Because Lipner must deal with students from kindergarten through 12th grade, he grapples with an array of disciplinary dilemmas. He finds solutions in Jewish law.
"We have an atmosphere here where students like to study," he said with pride. "They love school and I think it's because the students and teachers have respect for each other."
Respect, so heavily emphasized in the Torah, is equally stressed at the Hebrew Academy as well as the other Jewish schools in the Bay Area.
"We can disagree with each other without losing respect," Lipner said. "And when we have disagreements, we discuss them and try to solve them."
But while honest discussion plays a key role in creating an atmosphere in which both intellect and sociability thrive, Lipner doesn't shy away from rules and regulations either.
"The rules here are strict and concrete," he said. Students guilty of serious offenses are subject to punishments ranging from detention to expulsion.
Lipner believes students need clear, precise guidelines. "It's a gross misconception that kids like chaos. They don't. They need structure. They love the structure."

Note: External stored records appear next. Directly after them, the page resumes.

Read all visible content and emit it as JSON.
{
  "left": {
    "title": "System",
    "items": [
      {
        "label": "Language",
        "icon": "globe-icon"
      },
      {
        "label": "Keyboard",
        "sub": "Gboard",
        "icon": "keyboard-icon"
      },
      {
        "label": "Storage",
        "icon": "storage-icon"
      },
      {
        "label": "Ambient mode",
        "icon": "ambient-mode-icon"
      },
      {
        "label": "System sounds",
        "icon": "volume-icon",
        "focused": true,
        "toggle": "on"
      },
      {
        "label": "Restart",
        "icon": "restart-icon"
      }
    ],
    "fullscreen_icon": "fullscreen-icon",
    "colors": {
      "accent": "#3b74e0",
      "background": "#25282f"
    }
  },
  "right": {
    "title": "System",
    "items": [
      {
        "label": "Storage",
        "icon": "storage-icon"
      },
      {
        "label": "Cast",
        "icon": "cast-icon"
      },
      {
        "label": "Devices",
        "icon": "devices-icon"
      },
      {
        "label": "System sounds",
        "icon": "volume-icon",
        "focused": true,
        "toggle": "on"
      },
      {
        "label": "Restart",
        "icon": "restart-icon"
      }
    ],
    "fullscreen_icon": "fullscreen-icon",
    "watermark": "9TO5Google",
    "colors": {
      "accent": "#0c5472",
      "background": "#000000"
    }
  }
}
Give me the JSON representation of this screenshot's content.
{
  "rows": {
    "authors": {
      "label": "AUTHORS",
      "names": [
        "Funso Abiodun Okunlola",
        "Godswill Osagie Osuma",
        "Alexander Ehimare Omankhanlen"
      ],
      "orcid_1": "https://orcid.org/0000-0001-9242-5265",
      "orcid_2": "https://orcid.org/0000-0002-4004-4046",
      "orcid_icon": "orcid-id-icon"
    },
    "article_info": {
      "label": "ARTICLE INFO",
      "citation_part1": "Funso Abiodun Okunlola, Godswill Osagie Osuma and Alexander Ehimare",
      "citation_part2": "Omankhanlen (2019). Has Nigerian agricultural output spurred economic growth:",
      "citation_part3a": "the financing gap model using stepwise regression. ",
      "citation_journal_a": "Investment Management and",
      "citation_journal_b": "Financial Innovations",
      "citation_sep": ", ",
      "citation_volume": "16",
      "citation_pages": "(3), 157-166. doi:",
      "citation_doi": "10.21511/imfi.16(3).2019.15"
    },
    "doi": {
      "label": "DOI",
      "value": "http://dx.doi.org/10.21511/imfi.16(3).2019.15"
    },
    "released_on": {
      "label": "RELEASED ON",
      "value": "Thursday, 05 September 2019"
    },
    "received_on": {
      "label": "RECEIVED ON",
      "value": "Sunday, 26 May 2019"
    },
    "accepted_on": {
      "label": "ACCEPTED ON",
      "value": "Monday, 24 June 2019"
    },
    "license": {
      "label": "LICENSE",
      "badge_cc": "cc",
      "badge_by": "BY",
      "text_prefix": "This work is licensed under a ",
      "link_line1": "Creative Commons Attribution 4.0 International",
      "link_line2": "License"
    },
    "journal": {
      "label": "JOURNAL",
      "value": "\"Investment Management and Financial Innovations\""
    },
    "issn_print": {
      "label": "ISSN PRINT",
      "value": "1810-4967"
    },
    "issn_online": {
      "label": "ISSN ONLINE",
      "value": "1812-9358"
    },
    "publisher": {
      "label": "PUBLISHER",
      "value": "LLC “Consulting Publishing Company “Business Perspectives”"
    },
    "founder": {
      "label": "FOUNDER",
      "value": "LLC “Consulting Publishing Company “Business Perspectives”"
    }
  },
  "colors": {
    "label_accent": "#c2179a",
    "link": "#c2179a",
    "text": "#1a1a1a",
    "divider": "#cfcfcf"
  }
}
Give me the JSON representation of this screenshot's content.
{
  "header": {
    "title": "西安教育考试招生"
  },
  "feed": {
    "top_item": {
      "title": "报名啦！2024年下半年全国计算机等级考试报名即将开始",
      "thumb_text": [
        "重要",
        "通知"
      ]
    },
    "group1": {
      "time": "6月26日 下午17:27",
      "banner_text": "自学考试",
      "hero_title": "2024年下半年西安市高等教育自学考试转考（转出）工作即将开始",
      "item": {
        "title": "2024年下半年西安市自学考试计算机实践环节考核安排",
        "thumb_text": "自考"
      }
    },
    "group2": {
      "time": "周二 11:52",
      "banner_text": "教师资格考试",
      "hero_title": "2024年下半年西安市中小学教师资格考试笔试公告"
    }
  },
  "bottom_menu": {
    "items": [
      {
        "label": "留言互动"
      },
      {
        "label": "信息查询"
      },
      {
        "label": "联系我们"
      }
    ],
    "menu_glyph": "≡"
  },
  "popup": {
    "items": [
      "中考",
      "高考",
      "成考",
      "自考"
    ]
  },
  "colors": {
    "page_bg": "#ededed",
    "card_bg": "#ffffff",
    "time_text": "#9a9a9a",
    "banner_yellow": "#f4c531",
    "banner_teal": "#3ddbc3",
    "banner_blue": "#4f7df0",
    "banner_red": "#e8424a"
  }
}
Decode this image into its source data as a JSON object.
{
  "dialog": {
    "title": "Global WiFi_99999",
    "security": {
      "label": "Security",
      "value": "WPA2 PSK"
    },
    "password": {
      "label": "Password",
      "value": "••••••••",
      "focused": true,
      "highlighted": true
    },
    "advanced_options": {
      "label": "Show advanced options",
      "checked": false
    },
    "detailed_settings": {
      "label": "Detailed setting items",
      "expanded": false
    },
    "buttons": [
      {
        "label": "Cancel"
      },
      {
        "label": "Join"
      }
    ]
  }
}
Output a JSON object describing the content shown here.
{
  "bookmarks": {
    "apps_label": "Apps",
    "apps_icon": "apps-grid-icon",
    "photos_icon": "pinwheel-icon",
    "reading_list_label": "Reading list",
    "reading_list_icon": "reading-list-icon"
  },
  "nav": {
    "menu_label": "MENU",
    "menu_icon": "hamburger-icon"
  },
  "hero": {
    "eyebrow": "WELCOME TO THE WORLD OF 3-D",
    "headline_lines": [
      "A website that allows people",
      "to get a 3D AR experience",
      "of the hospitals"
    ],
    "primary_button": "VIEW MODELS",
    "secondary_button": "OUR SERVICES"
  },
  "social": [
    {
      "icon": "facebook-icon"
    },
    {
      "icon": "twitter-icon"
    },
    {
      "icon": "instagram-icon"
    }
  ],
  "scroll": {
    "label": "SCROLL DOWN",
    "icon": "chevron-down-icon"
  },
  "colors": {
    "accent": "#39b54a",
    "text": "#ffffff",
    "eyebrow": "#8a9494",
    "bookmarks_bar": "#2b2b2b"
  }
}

In Palo Alto, Gerry Elgarten, director of the Mid-Peninsula Jewish Community Day School, encourages students in the school's kindergarten through fifth grade to resolve conflicts through dialogue.
"We really put a premium on kids talking things out," he said.
The school has instituted a peer mediation program in which fifth graders receive instruction in resolving conflicts from a trained teacher. These students hone their skills by dramatizing situations in which peer mediation might be effective.
"I think it's working because in general, the children respect each other and they have learned never to attack someone's weaknesses," Elgarten said.
Rabbi Yisrael Rice, principal of the Yeshiva of the Bay Area in San Rafael, a nursery through eighth-grade school, said the greatest challenge a teacher faces is to educate not only the mind but the soul.
To achieve this, Rice said teachers need to think about a child's behavior and what it might represent before reacting to it.
"There are situations where teachers take [a child's behavior] personally; this can result in a dispute," he said.
"But if a teacher knows what her focus is, then she can view this as an opportunity to mold [the child's] mind and spirit."
Rice tries to avoid meting out punishments. Rather, he prefers to remind a child that he or she risks losing the respect of the teacher if they misbehave.
"Sometimes if a teacher says to a student, `You know, I really disapprove of what you're doing,' that kind of admonishment is often punishment enough."
Revira Singer, who directs the Tehiyah Day School in El Cerrito, a kindergarten through eighth-grade school, also hesitates to assign punishments.
Singer, who is new in the Bay Area, said one of her early acts was revising the school's handbook. The manual contained a list of offenses and their designated penalties.
"I removed that section," she explained. "I don't want this to be the atmosphere of the school."
Singer much prefers negotiation. "Children need to have a feeling of control," she said. "They have control when they know their feelings will be heard."
Singer, who has a doctorate in child development, employs a psychologist who meets regularly with the faculty about how to best deal with children's problems.
"We encourage self-control and self- reflection," she said. "Basically we want the kids to handle themselves and be a mensch."
The schools sets "high expectations," she added, "and most of the time the kids live up to them."